Focusing on the problem of brain metastasis, we developed models of breast cancer and lung adenocarcinoma and identified mediators of cancer cell infiltration in the brain. Using these models, we found that reactive astrocytes in the brain parenchyma produce plasminogen activator (PA) and generate plasmin that mobilizes the pro-apoptotic cytokine FasL to kill the vast majority of intruding cancer cells. Brain metastatic cells express high levels of anti-PA serpins that thwart this astrocyte-mediated defense. Moreover, the surviving brain metastatic cells express the neural cell adhesion molecule L1CAM for spreading on brain capillaries as a requirement for colony outgrowth.
We are currently investigating the broader implications of these finding for metastasis to other organ sites and by different tumor types, and using preclinical models to explore various strategies for the translation of our findings into the clinic.

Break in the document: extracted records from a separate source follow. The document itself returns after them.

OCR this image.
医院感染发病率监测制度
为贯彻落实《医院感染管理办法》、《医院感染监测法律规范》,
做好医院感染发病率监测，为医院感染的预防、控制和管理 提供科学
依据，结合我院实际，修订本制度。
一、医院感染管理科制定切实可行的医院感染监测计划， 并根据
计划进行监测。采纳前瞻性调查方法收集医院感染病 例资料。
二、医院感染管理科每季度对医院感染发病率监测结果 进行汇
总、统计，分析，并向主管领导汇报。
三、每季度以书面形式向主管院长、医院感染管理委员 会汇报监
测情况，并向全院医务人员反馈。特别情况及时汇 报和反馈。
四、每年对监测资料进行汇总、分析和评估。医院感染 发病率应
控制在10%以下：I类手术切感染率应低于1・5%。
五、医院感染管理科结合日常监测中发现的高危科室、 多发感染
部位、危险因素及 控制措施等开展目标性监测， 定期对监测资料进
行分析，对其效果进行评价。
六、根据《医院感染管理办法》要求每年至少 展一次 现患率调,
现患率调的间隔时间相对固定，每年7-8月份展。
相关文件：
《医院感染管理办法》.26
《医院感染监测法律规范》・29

Metastasis in the Zebrafish System
Richard White, MD, PhD
Metastasis exerts its physiologic effects via an interaction between the tumor cells and the host cells within individual organs. Because of this, an understanding of the factors that promote metastasis will require increasingly sophisticated in vivo models that recapitulate each step of metastasis.

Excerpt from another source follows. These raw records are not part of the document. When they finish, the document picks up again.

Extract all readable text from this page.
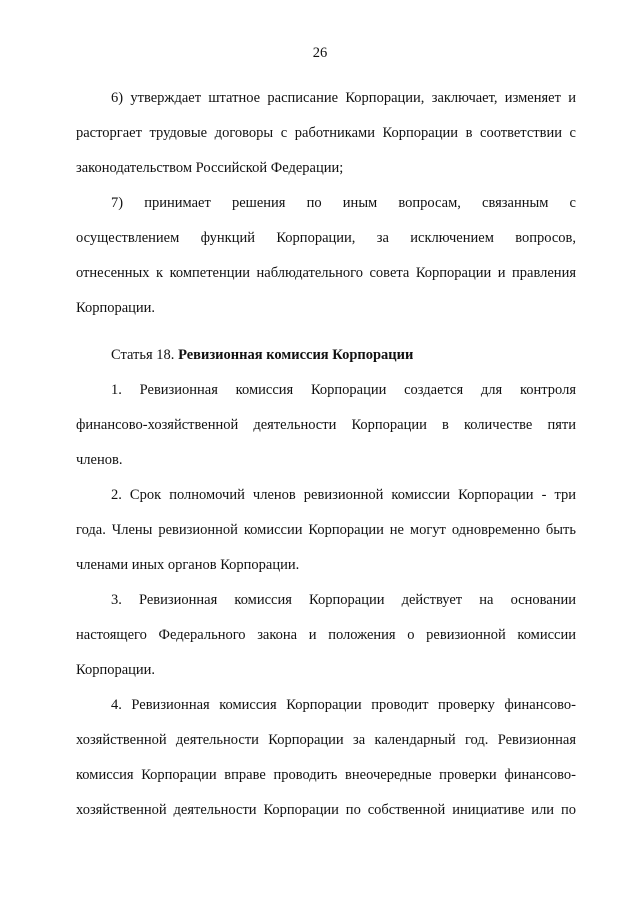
26
6) утверждает штатное расписание Корпорации, заключает, изменяет и
расторгает трудовые договоры с работниками Корпорации в соответствии с
законодательством Российской Федерации;
7) принимает решения по иным вопросам, связанным с
осуществлением функций Корпорации, за исключением вопросов,
отнесенных к компетенции наблюдательного совета Корпорации и правления
Корпорации.
Статья 18. Ревизионная комиссия Корпорации
1. Ревизионная комиссия Корпорации создается для контроля
финансово-хозяйственной деятельности Корпорации в количестве пяти
членов.
2. Срок полномочий членов ревизионной комиссии Корпорации - три
года. Члены ревизионной комиссии Корпорации не могут одновременно быть
членами иных органов Корпорации.
3. Ревизионная комиссия Корпорации действует на основании
настоящего Федерального закона и положения о ревизионной комиссии
Корпорации.
4. Ревизионная комиссия Корпорации проводит проверку финансово-
хозяйственной деятельности Корпорации за календарный год. Ревизионная
комиссия Корпорации вправе проводить внеочередные проверки финансово-
хозяйственной деятельности Корпорации по собственной инициативе или по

In recent years, the zebrafish has emerged as an important tool in cancer research because of its capacity for high-resolution in vivo imaging coupled with rapid and large-scale genetic manipulation. We have developed a zebrafish model of melanoma that closely resembles the human disease at histological and gene expression levels.
We will use the zebrafish as a platform to discover new genes and pathways associated with metastasis. We will first develop quantitative assays for melanoma metastasis using a transparent adult zebrafish strain known as casper. With these tools, we will then characterize intratumoral and metastatic heterogeneity using the Brainbow fate mapping system. Tumor heterogeneity is an essential factor underlying treatment resistance and failure during disseminated disease.

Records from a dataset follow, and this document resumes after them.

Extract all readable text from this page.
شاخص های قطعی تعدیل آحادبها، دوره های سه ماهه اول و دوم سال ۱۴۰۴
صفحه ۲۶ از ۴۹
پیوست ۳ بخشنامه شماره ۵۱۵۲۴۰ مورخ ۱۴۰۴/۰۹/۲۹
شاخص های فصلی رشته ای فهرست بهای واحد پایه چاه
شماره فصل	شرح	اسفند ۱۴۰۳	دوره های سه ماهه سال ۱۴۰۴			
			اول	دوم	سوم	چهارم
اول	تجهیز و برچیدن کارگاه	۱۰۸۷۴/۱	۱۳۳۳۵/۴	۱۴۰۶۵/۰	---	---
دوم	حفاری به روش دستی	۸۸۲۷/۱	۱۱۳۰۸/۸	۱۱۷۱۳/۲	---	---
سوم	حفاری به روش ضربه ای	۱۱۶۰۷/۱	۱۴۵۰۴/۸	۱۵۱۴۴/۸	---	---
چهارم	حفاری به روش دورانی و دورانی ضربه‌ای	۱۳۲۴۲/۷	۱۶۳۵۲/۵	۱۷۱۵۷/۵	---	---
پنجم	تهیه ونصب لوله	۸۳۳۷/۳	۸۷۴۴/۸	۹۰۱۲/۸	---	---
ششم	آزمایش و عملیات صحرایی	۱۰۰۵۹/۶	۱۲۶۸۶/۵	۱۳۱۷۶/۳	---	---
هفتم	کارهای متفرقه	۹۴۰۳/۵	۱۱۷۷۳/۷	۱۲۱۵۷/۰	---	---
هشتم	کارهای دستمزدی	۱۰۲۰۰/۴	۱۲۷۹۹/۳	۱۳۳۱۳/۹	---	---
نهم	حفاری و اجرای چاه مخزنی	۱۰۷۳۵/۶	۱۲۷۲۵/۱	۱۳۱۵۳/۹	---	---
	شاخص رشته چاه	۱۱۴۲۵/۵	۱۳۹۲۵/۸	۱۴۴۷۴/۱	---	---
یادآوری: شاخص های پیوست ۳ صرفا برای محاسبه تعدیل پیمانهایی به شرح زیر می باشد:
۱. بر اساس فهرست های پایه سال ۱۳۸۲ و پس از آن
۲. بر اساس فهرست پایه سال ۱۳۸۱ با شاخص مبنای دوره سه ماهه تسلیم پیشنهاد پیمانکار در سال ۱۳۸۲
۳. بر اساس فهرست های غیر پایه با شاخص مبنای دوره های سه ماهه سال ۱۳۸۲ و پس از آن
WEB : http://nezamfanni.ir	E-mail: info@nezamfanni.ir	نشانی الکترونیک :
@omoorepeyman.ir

In addition, we will investigate whether stress-induced mutation via upregulation of dinB/polK mechanistically underlies the generation of heterogeneity during tumor progression. This would have broad implications across different cancer types, since mechanisms generating heterogeneity would be a rational therapeutic target in metastatic disease.
Our discoveries in the zebrafish will be complemented by investigation of parallel mechanisms in human tissues, leveraging the strengths of each system to investigate fundamental dynamics of metastatic progression.